On your Twitter you’ve stated that, “The music industry and modern business is built on the premise of making people, ideas and products seem bigger than they actually are,” and that, “It’s important for the ‘small’ artists or new entrants to EDM to not get discouraged. The ‘popular’ artists aren’t as big as they seem.” Would you mind expanding on that? How much does business behind the scenes have to do with the success of prominent EDM figures?
Business is how the world functions and without it everything would be chaos. Everything in the music industry has to do with politics, alliances, and a lot of pufferies. At least that’s how it is as you get deeper into it and start making good money. From a younger producers standpoint, they see these huge acts who have all these followers and social media stats and they get discouraged. They might think to themselves “oh I’ll never be this big” or “it’s impossible to get that many followers.” What I think people don’t realize is that real fans often cannot be purchased via a marketing campaign. Genuine value comes from the products themselves, in this case, the music. This is why if you make really good music then you can still get paid a lot of money even if you don’t have all these BS inflated social statistics. Good music can overcome anything. My ability to create in such a way has put me in a financial position where I don’t need anything from anyone. Any money that I make now is on my terms with little to no negotiation. This is a byproduct of being reliant on core products on not marketing.There are also some deeper implications that the new business models in music consumption have to do with success, but I can’t give those away yet.

You’ve seemed to shift to some more original material this year rather than remixing other artists’ material. How has that change been? Do you prefer one approach more than the other?
I’d rather make original music than remix people even though it’s more difficult.

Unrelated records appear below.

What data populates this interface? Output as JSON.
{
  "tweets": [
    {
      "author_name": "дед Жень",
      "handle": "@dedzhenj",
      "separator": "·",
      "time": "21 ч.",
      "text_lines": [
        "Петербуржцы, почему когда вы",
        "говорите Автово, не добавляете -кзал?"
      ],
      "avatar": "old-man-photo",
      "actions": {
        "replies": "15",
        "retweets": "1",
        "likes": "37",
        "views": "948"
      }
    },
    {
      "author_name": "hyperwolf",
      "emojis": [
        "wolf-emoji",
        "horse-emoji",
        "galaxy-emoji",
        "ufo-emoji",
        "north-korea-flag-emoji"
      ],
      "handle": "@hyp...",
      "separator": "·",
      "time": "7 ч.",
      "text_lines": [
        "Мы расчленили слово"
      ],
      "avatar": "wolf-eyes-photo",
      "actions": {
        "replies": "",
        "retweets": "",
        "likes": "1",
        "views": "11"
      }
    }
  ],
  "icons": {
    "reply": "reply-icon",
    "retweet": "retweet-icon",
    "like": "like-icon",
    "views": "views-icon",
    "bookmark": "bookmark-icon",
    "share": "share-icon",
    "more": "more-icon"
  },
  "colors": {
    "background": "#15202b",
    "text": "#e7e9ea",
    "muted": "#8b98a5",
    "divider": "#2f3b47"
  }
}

Your new single, “Leaving You,” features vocals by artist, Jojee, and fellow Monstercat artist, SAVOY. You’ve previously collaborated with another Monstercat artist, Nitro Fun, on the single, “Turbo Penguin.” How has your relationship been with the Monstercat roster and what can we expect in the future with your work and the label?
Monstercat is a great label and they are easy to work with and fair. I will continue working with them. I also like how their business model is based on making money off music that has been written instead of giving an artist a huge advance and forcing them to recoup it. Hopefully, they’ll continue to operate like this and continue to provide these kinds of opportunities.

“Leaving You,” has been described by some blogs as “future bass,” but I’m more interested in your own definition of the sound of the release. What vibe were you going for with the release of this single, and what did you have in mind during the track’s recording process?
To be honest, I’m just trying to make good music and not pay too much attention to the genre.

I saw that you were putting together a label called A5C3ND. At this time, what is the status of the label? Can we expect anything from this venture anytime soon?
I had some legal issues with that which I can’t discuss. I learned a lot from the experience and in the future will be launching something under a different name.

In previous interviews and performances you used to wear a Greek gold mask. You’ve stated that the significance of the mask was meant to, “encapsulate both light and dark ideas in my music hence the comedy and tragedy.” Is this still a prominent idea in your work?
Sound Remedy evolves. I wake up every day different from the day before. The idea of combining light and dark elements however will be a lifelong commitment because no matter how far I progress I always come back to that idea.

What can we expect from your Green Label Live: Vegas show? What’s your relationship with the city itself?
I love Vegas. I expect to see how the crowd is and just vibe with whatever the mood is! I’m excited.